If it’s backwards-compatible then it ignores it, else it errors out. I don’t think we want to prematurely optimize here.
That’s going back to Projects that aren't meant to generate a wheel and `pyproject.toml` and the whole reason that conversation was started. We can always revisit that, but people here already complained that it was too long and meandering, suggesting a lack of consensus to begin with.
I agree. I don’t want to try and explain that to a beginner who just wants to do the right thing and right down what dependencies the code in some zip file has. I think one of the reasons requirements files have worked is because there isn’t much ceremony to them and they map to what you specify for pip
and other installers to install.
It’s similar to my strawman, although I proposed a bit of requirement syntax for referring to other dependency groups and a solution to how to write stuff down for PEP 723.
I agree it may be easy to overlook.
But this goes back to the “[project]
is only for wheels” discussion since that doesn’t work for the web app scenario.
Correct.
As one of those people, it’s honestly to keep my dependencies together and in a consistent format. Using the web app example of run, test, lint, and docs dependency groups, I could have the run requirements in [project.dependencies]

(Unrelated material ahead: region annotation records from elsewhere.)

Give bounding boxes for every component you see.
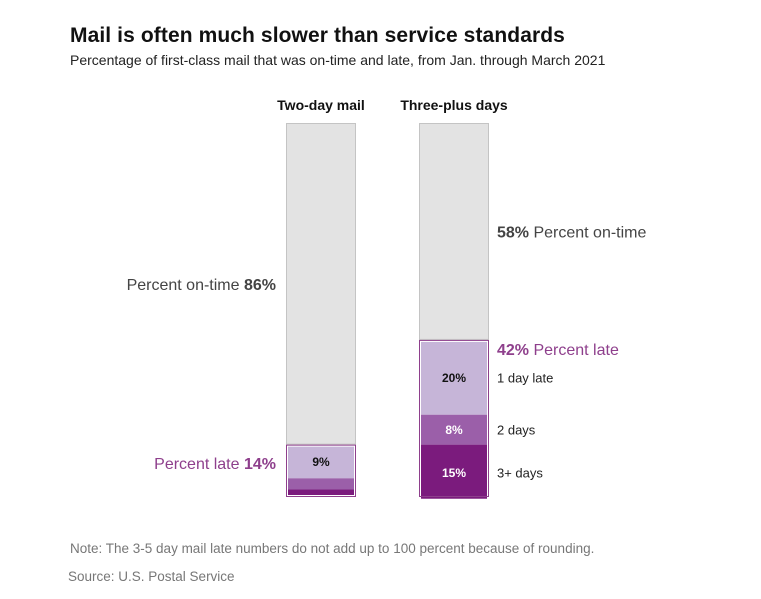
- bar-outline-late-0: [286, 444, 356, 498]
- bar-outline-on-time-0: [286, 123, 356, 445]
- bar-outline-on-time-1: [419, 123, 489, 340]
- late-breakdown-label-2: 3+ days: [497, 466, 543, 481]
- bar-segment-three-plus-days-late-1: [421, 444, 487, 499]
- stacked-bar-chart: Two-day mail Three-plus days 9% 20% 8% 15% Per…: [127, 97, 647, 499]
- bar-segment-one-day-late-1: [421, 341, 487, 415]
- segment-value-label-1-2: 15%: [442, 466, 466, 480]
- segment-value-label-1-1: 8%: [445, 423, 463, 437]
- on-time-total-label-1: 58% Percent on-time: [497, 224, 647, 241]
- bar-segment-three-plus-days-late-0: [288, 489, 354, 495]
- bar-segment-one-day-late-0: [288, 446, 354, 479]
- bar-segment-on-time-1: [419, 123, 489, 340]
- chart-source: Source: U.S. Postal Service: [68, 569, 235, 584]
- bar-outline-late-1: [419, 339, 489, 498]
- bar-segment-two-days-late-1: [421, 414, 487, 445]
- chart-note: Note: The 3-5 day mail late numbers do n…: [70, 541, 595, 556]
- late-total-label-0: Percent late 14%: [154, 456, 276, 473]
- late-breakdown-label-0: 1 day late: [497, 370, 553, 385]
- segment-value-label-0-0: 9%: [312, 455, 330, 469]
- late-breakdown-label-1: 2 days: [497, 423, 536, 438]
- segment-value-label-1-0: 20%: [442, 371, 466, 385]
- chart-subtitle: Percentage of first-class mail that was …: [70, 52, 606, 68]
- category-label-0: Two-day mail: [277, 97, 365, 113]
- late-total-label-1: 42% Percent late: [497, 342, 619, 359]
- bar-segment-on-time-0: [286, 123, 356, 445]
- chart-title: Mail is often much slower than service s…: [70, 24, 565, 47]
- bar-segment-two-days-late-0: [288, 478, 354, 490]
- category-label-1: Three-plus days: [400, 97, 508, 113]
- on-time-total-label-0: Percent on-time 86%: [127, 277, 276, 294]
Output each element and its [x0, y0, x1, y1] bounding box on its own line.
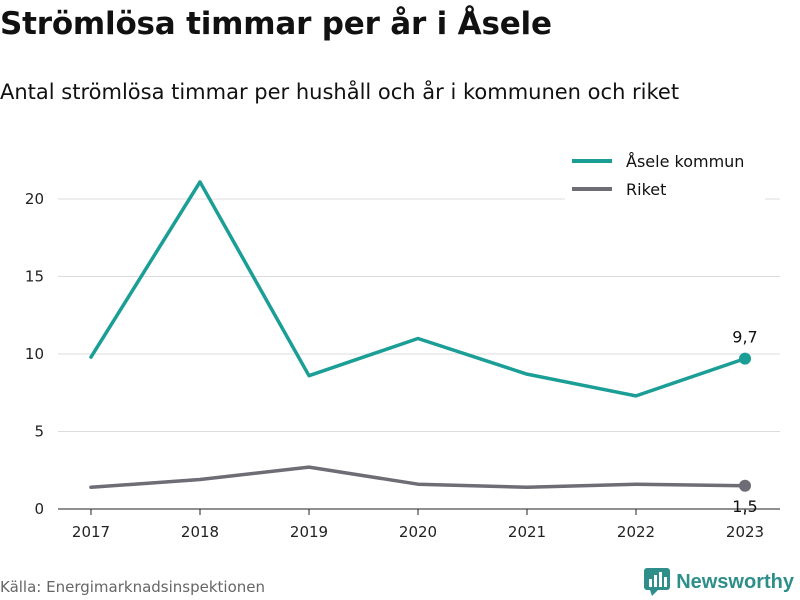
data-label-riket: 1,5: [732, 497, 757, 516]
x-tick-label: 2017: [72, 523, 110, 541]
legend-item-asele-label: Åsele kommun: [626, 152, 744, 171]
legend: Åsele kommun Riket: [565, 146, 765, 202]
series-line-asele: [89, 180, 747, 398]
legend-background: [565, 146, 765, 202]
data-label-asele: 9,7: [732, 328, 757, 347]
y-tick-label: 20: [25, 190, 44, 208]
y-tick-label: 0: [34, 500, 44, 518]
x-tick-label: 2020: [399, 523, 437, 541]
brand-name: Newsworthy: [676, 570, 794, 593]
brand-logo: Newsworthy: [644, 568, 794, 596]
end-point-asele: [739, 352, 751, 365]
x-tick-label: 2019: [290, 523, 328, 541]
x-tick-label: 2021: [508, 523, 546, 541]
y-tick-label: 10: [25, 345, 44, 363]
chart-title: Strömlösa timmar per år i Åsele: [0, 6, 552, 42]
legend-item-riket-label: Riket: [626, 180, 666, 199]
series-line-riket: [89, 465, 747, 490]
end-point-riket: [739, 479, 751, 492]
chart-subtitle: Antal strömlösa timmar per hushåll och å…: [0, 80, 680, 104]
source-note: Källa: Energimarknadsinspektionen: [0, 578, 266, 596]
x-tick-label: 2022: [617, 523, 655, 541]
x-tick-label: 2023: [726, 523, 764, 541]
y-tick-label: 5: [34, 423, 44, 441]
newsworthy-logo-icon: [644, 568, 671, 596]
axes: 0 5 10 15 20 2017 2018 2019 2020 2021 2022 2023: [25, 190, 780, 541]
series-lines: 9,7 1,5: [89, 180, 758, 516]
x-tick-label: 2018: [181, 523, 219, 541]
y-tick-label: 15: [25, 268, 44, 286]
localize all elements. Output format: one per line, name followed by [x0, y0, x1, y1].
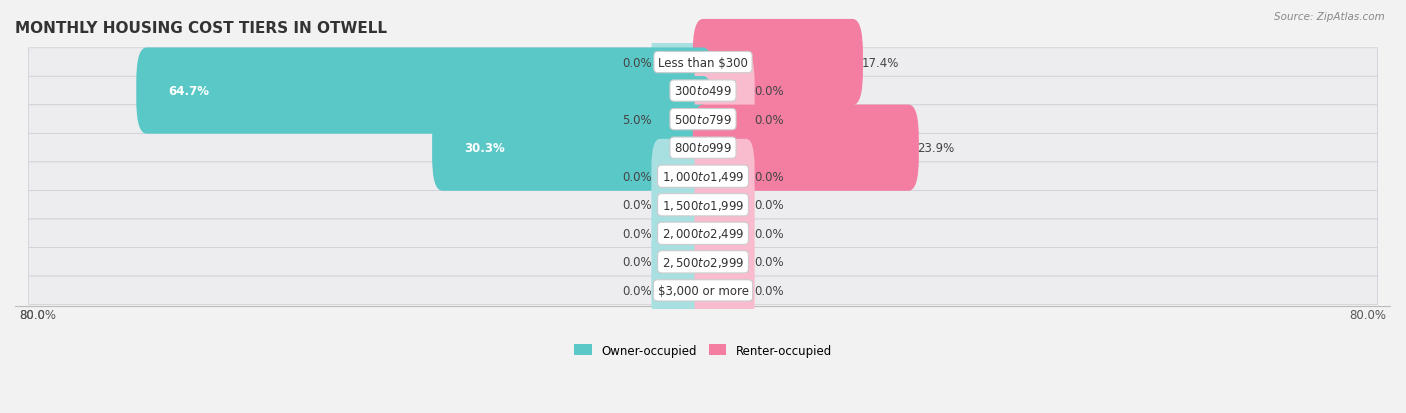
Text: 80.0: 80.0: [20, 308, 45, 321]
FancyBboxPatch shape: [28, 77, 1378, 106]
FancyBboxPatch shape: [28, 106, 1378, 134]
Text: $1,000 to $1,499: $1,000 to $1,499: [662, 170, 744, 184]
Text: 0.0%: 0.0%: [621, 199, 651, 212]
Text: Source: ZipAtlas.com: Source: ZipAtlas.com: [1274, 12, 1385, 22]
FancyBboxPatch shape: [28, 248, 1378, 276]
Text: $800 to $999: $800 to $999: [673, 142, 733, 155]
FancyBboxPatch shape: [693, 105, 920, 191]
FancyBboxPatch shape: [28, 219, 1378, 248]
Text: 0.0%: 0.0%: [755, 170, 785, 183]
Text: 23.9%: 23.9%: [917, 142, 955, 155]
Text: 0.0%: 0.0%: [755, 199, 785, 212]
FancyBboxPatch shape: [695, 140, 755, 214]
FancyBboxPatch shape: [651, 26, 711, 100]
Text: 0.0%: 0.0%: [621, 170, 651, 183]
FancyBboxPatch shape: [693, 20, 863, 106]
Text: $2,500 to $2,999: $2,500 to $2,999: [662, 255, 744, 269]
FancyBboxPatch shape: [650, 77, 713, 163]
FancyBboxPatch shape: [695, 197, 755, 271]
FancyBboxPatch shape: [651, 197, 711, 271]
Text: 5.0%: 5.0%: [621, 113, 651, 126]
Text: 80.0%: 80.0%: [1350, 308, 1386, 321]
FancyBboxPatch shape: [695, 54, 755, 129]
FancyBboxPatch shape: [432, 105, 713, 191]
FancyBboxPatch shape: [695, 253, 755, 328]
FancyBboxPatch shape: [651, 225, 711, 299]
Text: 0.0%: 0.0%: [755, 256, 785, 269]
FancyBboxPatch shape: [136, 48, 713, 134]
Text: 0.0%: 0.0%: [755, 227, 785, 240]
FancyBboxPatch shape: [28, 163, 1378, 191]
Text: $500 to $799: $500 to $799: [673, 113, 733, 126]
Text: 0.0%: 0.0%: [755, 85, 785, 98]
Text: Less than $300: Less than $300: [658, 57, 748, 69]
FancyBboxPatch shape: [28, 191, 1378, 219]
Text: 0.0%: 0.0%: [621, 256, 651, 269]
FancyBboxPatch shape: [695, 168, 755, 242]
Text: $2,000 to $2,499: $2,000 to $2,499: [662, 227, 744, 241]
Text: 80.0%: 80.0%: [20, 308, 56, 321]
Text: 0.0%: 0.0%: [621, 57, 651, 69]
FancyBboxPatch shape: [651, 253, 711, 328]
Legend: Owner-occupied, Renter-occupied: Owner-occupied, Renter-occupied: [569, 339, 837, 361]
Text: 0.0%: 0.0%: [621, 227, 651, 240]
FancyBboxPatch shape: [695, 83, 755, 157]
FancyBboxPatch shape: [651, 140, 711, 214]
Text: 0.0%: 0.0%: [755, 113, 785, 126]
Text: 0.0%: 0.0%: [755, 284, 785, 297]
FancyBboxPatch shape: [695, 225, 755, 299]
Text: 17.4%: 17.4%: [862, 57, 898, 69]
Text: MONTHLY HOUSING COST TIERS IN OTWELL: MONTHLY HOUSING COST TIERS IN OTWELL: [15, 21, 387, 36]
Text: 64.7%: 64.7%: [169, 85, 209, 98]
Text: $300 to $499: $300 to $499: [673, 85, 733, 98]
Text: $3,000 or more: $3,000 or more: [658, 284, 748, 297]
Text: $1,500 to $1,999: $1,500 to $1,999: [662, 198, 744, 212]
FancyBboxPatch shape: [28, 49, 1378, 77]
FancyBboxPatch shape: [651, 168, 711, 242]
FancyBboxPatch shape: [28, 134, 1378, 163]
FancyBboxPatch shape: [28, 276, 1378, 305]
Text: 0.0%: 0.0%: [621, 284, 651, 297]
Text: 30.3%: 30.3%: [464, 142, 505, 155]
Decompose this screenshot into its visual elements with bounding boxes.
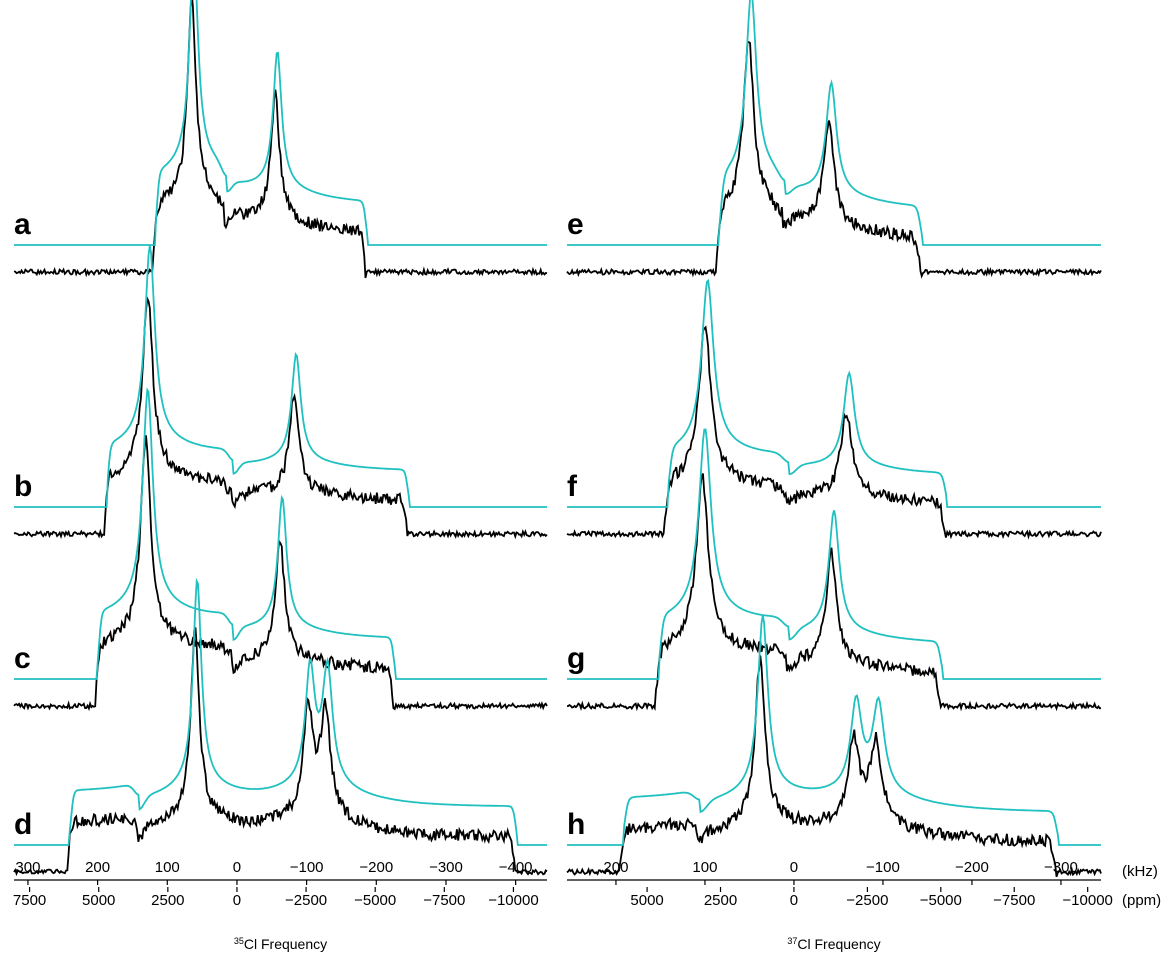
axis-title-text: Cl Frequency (244, 936, 327, 952)
simulated-spectrum-d (14, 577, 547, 846)
experimental-spectrum-b (13, 295, 548, 540)
khz-tick-label: −300 (429, 859, 463, 876)
khz-tick-label: −200 (955, 859, 989, 876)
ppm-tick-label: 5000 (630, 892, 663, 909)
experimental-spectrum-a (13, 0, 548, 279)
left-panel-35cl: a b c d 300 200 100 0 −100 −200 −300 −400 7500 5000 25… (13, 0, 548, 952)
ppm-tick-label: −7500 (423, 892, 465, 909)
ppm-tick-label: −10000 (488, 892, 538, 909)
khz-tick-label: 200 (603, 859, 628, 876)
khz-tick-label: −100 (866, 859, 900, 876)
khz-tick-label: 200 (85, 859, 110, 876)
spectrum-label-h: h (567, 808, 585, 841)
experimental-spectrum-c (13, 435, 548, 712)
khz-unit-label: (kHz) (1122, 863, 1158, 880)
khz-tick-label: 0 (790, 859, 798, 876)
isotope-superscript: 35 (234, 936, 244, 946)
experimental-spectrum-g (566, 473, 1102, 712)
simulated-spectrum-e (567, 0, 1101, 246)
x-axis-title: 37Cl Frequency (787, 936, 880, 952)
ppm-tick-label: −7500 (993, 892, 1035, 909)
ppm-tick-label: −10000 (1062, 892, 1112, 909)
khz-tick-label: −400 (499, 859, 533, 876)
right-panel-37cl: e f g h 200 100 0 −100 −200 −300 5000 2500 0 −2500 −50… (566, 0, 1113, 952)
simulated-spectrum-f (567, 278, 1101, 508)
simulated-spectrum-g (567, 428, 1101, 680)
ppm-tick-label: 0 (790, 892, 798, 909)
spectrum-label-a: a (14, 208, 31, 241)
axis-title-text: Cl Frequency (797, 936, 880, 952)
experimental-spectrum-h (566, 655, 1102, 878)
ppm-tick-label: −5000 (920, 892, 962, 909)
ppm-tick-label: 2500 (704, 892, 737, 909)
experimental-spectrum-f (566, 325, 1102, 540)
ppm-tick-label: 2500 (151, 892, 184, 909)
spectrum-label-f: f (567, 470, 578, 503)
simulated-spectrum-c (14, 387, 547, 680)
simulated-spectrum-a (14, 0, 547, 246)
ppm-tick-label: −2500 (846, 892, 888, 909)
spectrum-label-b: b (14, 470, 32, 503)
khz-tick-label: 300 (15, 859, 40, 876)
ppm-unit-label: (ppm) (1122, 892, 1161, 909)
ppm-tick-label: −2500 (285, 892, 327, 909)
ppm-tick-label: 5000 (82, 892, 115, 909)
spectrum-label-g: g (567, 642, 585, 675)
khz-tick-label: −200 (359, 859, 393, 876)
spectrum-label-c: c (14, 642, 31, 675)
spectrum-label-d: d (14, 808, 32, 841)
ppm-tick-label: −5000 (354, 892, 396, 909)
khz-tick-label: 0 (233, 859, 241, 876)
isotope-superscript: 37 (787, 936, 797, 946)
khz-tick-label: 100 (155, 859, 180, 876)
khz-tick-label: 100 (692, 859, 717, 876)
experimental-spectrum-e (566, 40, 1102, 279)
simulated-spectrum-h (567, 615, 1101, 846)
khz-tick-label: −300 (1044, 859, 1078, 876)
x-axis-title: 35Cl Frequency (234, 936, 327, 952)
experimental-spectrum-d (13, 627, 548, 877)
simulated-spectrum-b (14, 245, 547, 508)
ppm-tick-label: 0 (233, 892, 241, 909)
spectrum-label-e: e (567, 208, 584, 241)
ppm-tick-label: 7500 (13, 892, 46, 909)
khz-tick-label: −100 (290, 859, 324, 876)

and then have a requirements-test.txt
that consisted of:
.
pytest
and a requirements-lint.txt
that had:
ruff
But that does physically separate stuff a bit and in two different formats. And on top of that it’s pip-specific and not necessarily as discoverable trying to figure out how to run tests or build docs from an sdist as using extras. But the fact they are extras which makes them a public “API” for my wheel is actually an annoyance I’m just willing to live with.
Ditto. Plus requirements files have shown to be flexible and simple enough to meet a lot of needs.
I just had a thought in response to Pradyun’s point about pip install --only-deps
. In that instance we are letting pyproject.toml
just record some stuff with some semantic meaning, but we are letting a tool choose how to use that information. Or put another way, with --only-deps
, pip is saying it’s willing to ignore that something is meant for a wheel which won’t be installed and effectively skip the whole “this is a wheel” aspect of pyproject.toml
. Up until this point, though, we have all operated under the assumption that everything in [project]
is for some wheel, while --only-deps
suddenly ignores that fact.
What happens if we take this a bit farther? The reason pyproject.toml
requires name
and version
for [project]
is because core metadata requires it. But what if we said that build back-ends are the ones that require name
and version
because they need it for core metadata generation? We can still say that name
can’t be dynamic for discoverability purposes, but we could drop the requirement that pyproject.toml
consumers must enforce that name
always be there. Thus the requirements of the core metadata is enforced by build back-ends and not by the specification of [project]
.
This then lets us use project.dependencies
and project.optional-dependencies
as-is since the installer chooses to view that data in isolation from the rest of [project]
. Whether everything in optional-dependencies
infers dependencies
could be left up to the installer and the user since we are giving tools more leeway in choosing how to interpret the information (i.e. some flag which tells the installer to skip project.dependencies
when specifying something in project.optional-dependencies
). It doesn’t change how you validate those keys in pyproject.toml
, it just lets tools choose how to use the information. That then puts us back to being after a way to control what’s visible as an extra when a build back-end interprets the contents of [project]
from a wheel-building perspective (i.e. how does the user communicate to the build back-end what is an extra and what’s just a group of dependencies for some other tool to work with?).
Is this basically just back to allowing for more uses of [project]
and broadening it outside of wheels? Yes, but at least in my head this is a different angle to view the same outcome.